La mémoire est parfois désorganisée
par Pierre Yergeau
Je parle ici des souvenirs les plus lointains, qui semblent parfois manquer de perspective et dont les images s’effondrent doucement la nuit. Il m’est arrivé de répéter sans fin des souvenirs qui ne tenaient pas bien debout, qui tanguaient et s’effritaient. Il m’est arrivé d’en faire des objets et d’essayer de les tenir devant moi comme un fétichiste. J’aurais aimé qu’ils soient des calques de la vie.
J’aurais aimé qu’ils ressemblent à une erreur. Vous voyez un peu? J’aurais aimé les voir surgir comme un fait accompli, et non pas m’engouffrer en eux. J’aurais aimé m’en gaver comme s’ils étaient des petits gâteaux. Je dis vraiment n’importe quoi. Lorsque je les regarde dans le détail, je suis toujours surpris de sombrer irrémédiablement dans le langage.

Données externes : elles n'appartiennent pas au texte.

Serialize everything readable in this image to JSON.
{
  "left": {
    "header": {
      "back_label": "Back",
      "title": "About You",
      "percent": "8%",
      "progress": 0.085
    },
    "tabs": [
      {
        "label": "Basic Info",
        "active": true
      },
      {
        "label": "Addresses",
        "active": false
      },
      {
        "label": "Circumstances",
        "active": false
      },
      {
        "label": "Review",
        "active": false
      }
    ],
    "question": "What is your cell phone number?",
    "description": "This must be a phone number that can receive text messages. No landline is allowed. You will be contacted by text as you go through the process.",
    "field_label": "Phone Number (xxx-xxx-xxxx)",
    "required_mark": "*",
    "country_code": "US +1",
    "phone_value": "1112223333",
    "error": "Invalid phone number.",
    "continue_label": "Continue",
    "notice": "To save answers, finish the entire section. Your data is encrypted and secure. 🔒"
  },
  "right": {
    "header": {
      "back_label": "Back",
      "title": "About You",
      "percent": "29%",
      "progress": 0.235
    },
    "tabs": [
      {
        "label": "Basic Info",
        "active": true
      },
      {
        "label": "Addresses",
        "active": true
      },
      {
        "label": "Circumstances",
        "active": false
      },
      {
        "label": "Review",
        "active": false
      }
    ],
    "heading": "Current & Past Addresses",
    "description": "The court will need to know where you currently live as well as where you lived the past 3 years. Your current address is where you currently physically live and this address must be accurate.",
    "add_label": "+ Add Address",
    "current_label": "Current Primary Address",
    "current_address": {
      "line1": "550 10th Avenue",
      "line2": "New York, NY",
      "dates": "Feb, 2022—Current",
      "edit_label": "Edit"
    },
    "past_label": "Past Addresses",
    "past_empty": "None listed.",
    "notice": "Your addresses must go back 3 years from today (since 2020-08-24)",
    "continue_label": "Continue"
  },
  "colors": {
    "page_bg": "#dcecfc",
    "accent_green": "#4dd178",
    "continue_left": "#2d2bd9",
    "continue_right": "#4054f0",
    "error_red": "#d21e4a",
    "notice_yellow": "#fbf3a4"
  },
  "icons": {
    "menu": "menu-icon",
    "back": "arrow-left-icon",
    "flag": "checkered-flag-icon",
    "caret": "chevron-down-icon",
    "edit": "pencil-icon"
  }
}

C’est pourquoi les souvenirs et la fiction se côtoient irrémédiablement. On ne peut pas les cataloguer. On se blottit à l’intérieur d’eux. On s’aperçoit qu’ils forment des amalgames. Ce sont des causes perdues. Nous sommes comme des barbares, prêts à affronter un monde nouveau. Les personnages que l’on croise sont peut-être des marionnettes, mais ils ont du bagou!